Auch aus Sicht der Betriebsräte ist das entscheidend: In den vergangenen Monaten seien die Reisebusse bei den Zulassungsstellen abgemeldet worden, da habe niemand Bedarf an neuen Fahrzeugen. Die Busunternehmen müssten überleben, sagt Hansjörg Müller. Die Neu-Ulmer Reisebus-Produktion hänge davon ab, genauso wie viele Stellen im Tourismus. „Die Politik muss alle Hebel in Bewegung setzen“, fordert der Betriebsratschef. Aber auch die Geschäftsführung von Evobus sei gefragt: „Es kann nicht sein, dass Neu-Ulm ohne Arbeit ist und die anderen Werke laufen über.“Der Standort solle neue Aufgaben übertragen bekommen etwa aus Mannheim, Frankreich oder der Türkei.
Spartenchef Oberwörder hat zumindest kleine positive Signale wahrgenommen: Einige Touristikunternehmen überlegen demnach, Kataloge für Busreisen in der Wintersaison aufzulegen. „Wir sind etwas zuversichtlich, dass das Reisebussegment nach der Krise wieder an Fahrt aufnehmen wird“, sagte Oberwörder. Vorerst fahre Evobus auf kurze Sicht.
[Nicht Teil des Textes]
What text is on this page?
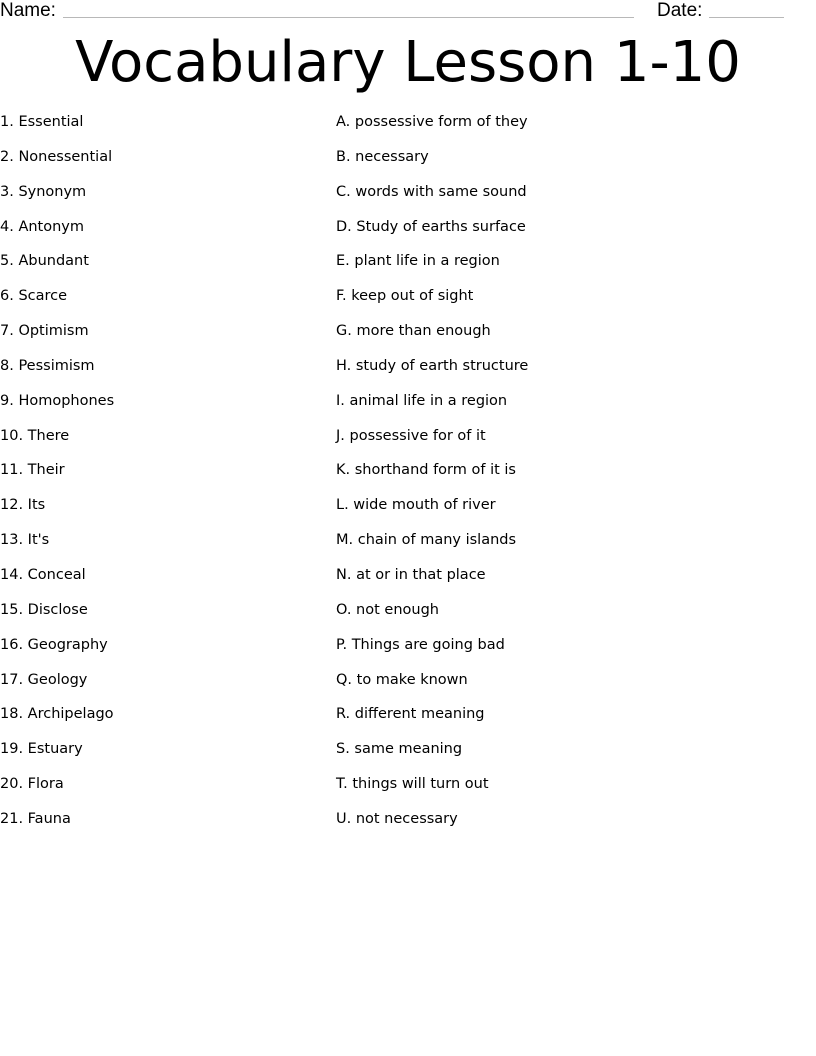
Name:	Date:
Vocabulary Lesson 1-10
1. Essential
2. Nonessential
3. Synonym
4. Antonym
5. Abundant
6. Scarce
7. Optimism
8. Pessimism
9. Homophones
10. There
11. Their
12. Its
13. It's
14. Conceal
15. Disclose
16. Geography
17. Geology
18. Archipelago
19. Estuary
20. Flora
21. Fauna
A. possessive form of they
B. necessary
C. words with same sound
D. Study of earths surface
E. plant life in a region
F. keep out of sight
G. more than enough
H. study of earth structure
I. animal life in a region
J. possessive for of it
K. shorthand form of it is
L. wide mouth of river
M. chain of many islands
N. at or in that place
O. not enough
P. Things are going bad
Q. to make known
R. different meaning
S. same meaning
T. things will turn out
U. not necessary
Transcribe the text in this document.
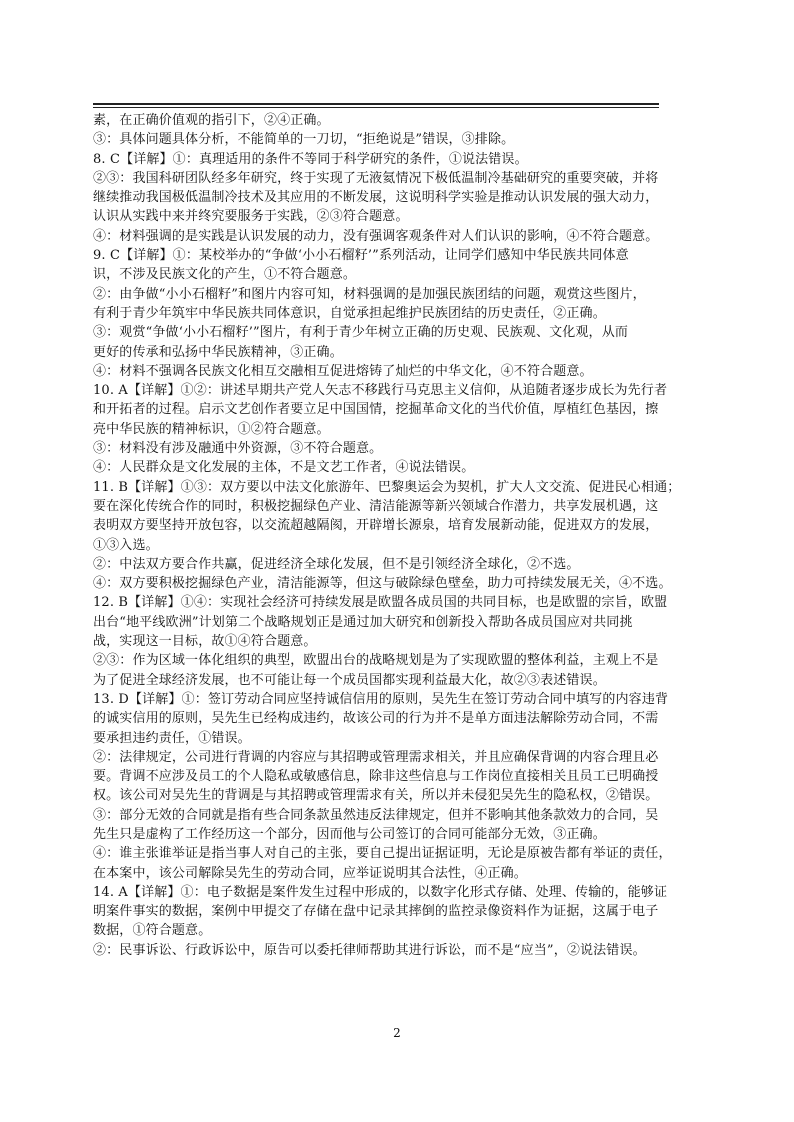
素，在正确价值观的指引下，②④正确。
③：具体问题具体分析，不能简单的一刀切，“拒绝说是”错误，③排除。
8. C【详解】①：真理适用的条件不等同于科学研究的条件，①说法错误。
②③：我国科研团队经多年研究，终于实现了无液氦情况下极低温制冷基础研究的重要突破，并将
继续推动我国极低温制冷技术及其应用的不断发展，这说明科学实验是推动认识发展的强大动力，
认识从实践中来并终究要服务于实践，②③符合题意。
④：材料强调的是实践是认识发展的动力，没有强调客观条件对人们认识的影响，④不符合题意。
9. C【详解】①：某校举办的“争做‘小小石榴籽’”系列活动，让同学们感知中华民族共同体意
识，不涉及民族文化的产生，①不符合题意。
②：由争做“小小石榴籽”和图片内容可知，材料强调的是加强民族团结的问题，观赏这些图片，
有利于青少年筑牢中华民族共同体意识，自觉承担起维护民族团结的历史责任，②正确。
③：观赏“争做‘小小石榴籽’”图片，有利于青少年树立正确的历史观、民族观、文化观，从而
更好的传承和弘扬中华民族精神，③正确。
④：材料不强调各民族文化相互交融相互促进熔铸了灿烂的中华文化，④不符合题意。
10. A【详解】①②：讲述早期共产党人矢志不移践行马克思主义信仰，从追随者逐步成长为先行者
和开拓者的过程。启示文艺创作者要立足中国国情，挖掘革命文化的当代价值，厚植红色基因，擦
亮中华民族的精神标识，①②符合题意。
③：材料没有涉及融通中外资源，③不符合题意。
④：人民群众是文化发展的主体，不是文艺工作者，④说法错误。
11. B【详解】①③：双方要以中法文化旅游年、巴黎奥运会为契机，扩大人文交流、促进民心相通；
要在深化传统合作的同时，积极挖掘绿色产业、清洁能源等新兴领域合作潜力，共享发展机遇，这
表明双方要坚持开放包容，以交流超越隔阂，开辟增长源泉，培育发展新动能，促进双方的发展，
①③入选。
②：中法双方要合作共赢，促进经济全球化发展，但不是引领经济全球化，②不选。
④：双方要积极挖掘绿色产业，清洁能源等，但这与破除绿色壁垒，助力可持续发展无关，④不选。
12. B【详解】①④：实现社会经济可持续发展是欧盟各成员国的共同目标，也是欧盟的宗旨，欧盟
出台“地平线欧洲”计划第二个战略规划正是通过加大研究和创新投入帮助各成员国应对共同挑
战，实现这一目标，故①④符合题意。
②③：作为区域一体化组织的典型，欧盟出台的战略规划是为了实现欧盟的整体利益，主观上不是
为了促进全球经济发展，也不可能让每一个成员国都实现利益最大化，故②③表述错误。
13. D【详解】①：签订劳动合同应坚持诚信信用的原则，吴先生在签订劳动合同中填写的内容违背
的诚实信用的原则，吴先生已经构成违约，故该公司的行为并不是单方面违法解除劳动合同，不需
要承担违约责任，①错误。
②：法律规定，公司进行背调的内容应与其招聘或管理需求相关，并且应确保背调的内容合理且必
要。背调不应涉及员工的个人隐私或敏感信息，除非这些信息与工作岗位直接相关且员工已明确授
权。该公司对吴先生的背调是与其招聘或管理需求有关，所以并未侵犯吴先生的隐私权，②错误。
③：部分无效的合同就是指有些合同条款虽然违反法律规定，但并不影响其他条款效力的合同，吴
先生只是虚构了工作经历这一个部分，因而他与公司签订的合同可能部分无效，③正确。
④：谁主张谁举证是指当事人对自己的主张，要自己提出证据证明，无论是原被告都有举证的责任，
在本案中，该公司解除吴先生的劳动合同，应举证说明其合法性，④正确。
14. A【详解】①：电子数据是案件发生过程中形成的，以数字化形式存储、处理、传输的，能够证
明案件事实的数据，案例中甲提交了存储在盘中记录其摔倒的监控录像资料作为证据，这属于电子
数据，①符合题意。
②：民事诉讼、行政诉讼中，原告可以委托律师帮助其进行诉讼，而不是“应当”，②说法错误。
2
Die Kurzarbeit ist für August und September vereinbart. Beschäftigte in der Produktion bleiben an zwei Tagen pro Woche zu Hause, Mitarbeiter in der Verwaltung an einem. Zuletzt berichtete das Manager Magazin, der Daimler-Konzern plane einen Abbau von 30 000 Stellen. Betreffen die Pläne auch die Daimler-Tochter Evobus?
Leiter Till Oberwörder sprach am Donnerstag von einem rigiden Sparkurs. „Wir sehen uns regelmäßig an, wo wir stehen“, sagte er. Alle zwei oder drei Wochen beleuchte man die Lage neu. Die Betriebsräte haben angesichts der wirtschaftlichen Lage ein mulmiges Gefühl. Ein Abbau der – inklusive Lehrstellen – rund 3800 Jobs sei keine Lösung. Nach der Krise werde man die Fachkräfte wieder brauchen. „Diese Arbeit lernt man nicht einfach so und ganz schnell, das lebt von der Erfahrung“, sagt Müller. Seine Prognose für den Rest des Jahres und für 2021 ist düster, auch ohne eine mögliche zweite Welle.